Рискованно. Безумно. Но это был единственный шанс. Прыжок в неизвестность вместо медленного, гарантированного удушения в золотой клетке «Рассвета».

Послала ему обратно не колебание, а твёрдое, резкое согласие. Да. И добавила деталь: образ цветка герани на окне. Знак, который он показывал раньше. Место, где его человек, шпик, любит сидеть с чашкой кофе. Пусть горит его пост.

В ответ пришло короткое, почти злорадное одобрение. И план, разворачивающийся в моей голове как схема: завтра, глубокая ночь. Синхронизация по ударам сердца. Его отвлекающий манёвр в своей больнице. Моя искра. Наша связь как канал управления.

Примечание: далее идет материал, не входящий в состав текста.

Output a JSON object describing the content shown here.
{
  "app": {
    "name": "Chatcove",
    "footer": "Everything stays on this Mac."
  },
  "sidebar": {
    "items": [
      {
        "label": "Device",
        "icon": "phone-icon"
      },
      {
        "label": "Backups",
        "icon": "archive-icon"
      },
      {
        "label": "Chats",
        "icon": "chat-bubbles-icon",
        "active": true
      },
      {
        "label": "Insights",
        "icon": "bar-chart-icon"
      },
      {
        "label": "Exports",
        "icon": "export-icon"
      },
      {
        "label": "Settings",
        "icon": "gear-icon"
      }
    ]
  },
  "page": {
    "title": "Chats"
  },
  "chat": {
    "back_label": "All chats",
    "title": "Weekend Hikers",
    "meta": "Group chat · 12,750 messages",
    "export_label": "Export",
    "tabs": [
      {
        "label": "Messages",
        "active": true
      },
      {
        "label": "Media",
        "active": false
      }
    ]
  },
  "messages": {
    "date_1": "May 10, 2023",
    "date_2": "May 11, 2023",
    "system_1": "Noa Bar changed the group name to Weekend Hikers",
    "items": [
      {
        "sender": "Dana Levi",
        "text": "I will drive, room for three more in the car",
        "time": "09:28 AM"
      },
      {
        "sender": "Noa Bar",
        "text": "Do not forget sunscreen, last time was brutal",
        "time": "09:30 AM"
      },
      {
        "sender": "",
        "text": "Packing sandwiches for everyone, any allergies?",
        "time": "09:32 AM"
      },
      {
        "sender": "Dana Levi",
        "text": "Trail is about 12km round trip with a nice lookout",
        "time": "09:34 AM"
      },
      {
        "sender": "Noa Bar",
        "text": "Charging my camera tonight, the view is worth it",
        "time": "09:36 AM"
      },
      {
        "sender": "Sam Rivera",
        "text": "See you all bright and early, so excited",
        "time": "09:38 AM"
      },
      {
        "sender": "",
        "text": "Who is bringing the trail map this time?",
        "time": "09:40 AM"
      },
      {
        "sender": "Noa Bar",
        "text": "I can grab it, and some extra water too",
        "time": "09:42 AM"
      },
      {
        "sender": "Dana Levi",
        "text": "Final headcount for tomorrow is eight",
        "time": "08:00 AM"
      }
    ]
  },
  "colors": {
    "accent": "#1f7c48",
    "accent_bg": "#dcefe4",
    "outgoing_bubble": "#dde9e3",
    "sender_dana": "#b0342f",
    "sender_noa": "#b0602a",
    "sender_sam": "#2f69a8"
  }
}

Отошла от окна. В глазах больше не было страха. Была лишь холодная, до мозга костей знакомая собранность. Как перед выходом на сцену на самом важном конкурсе. Как перед прыжком в «Врата». Мы снова были солдатами. Диверсионной группой из двух человек, разделённых километрами, но связанных сильнее любой радиостанции. Разрыв между нашей жалкой, дрожащей маской и реальной силой, клокотавшей внутри, достиг болезненного, почти комичного контраста.

Я улыбнулась проходящей мимо медсестре — слабой, благодарной улыбкой выжившей. А внутри уже вела отсчёт. До завтра. До пожара.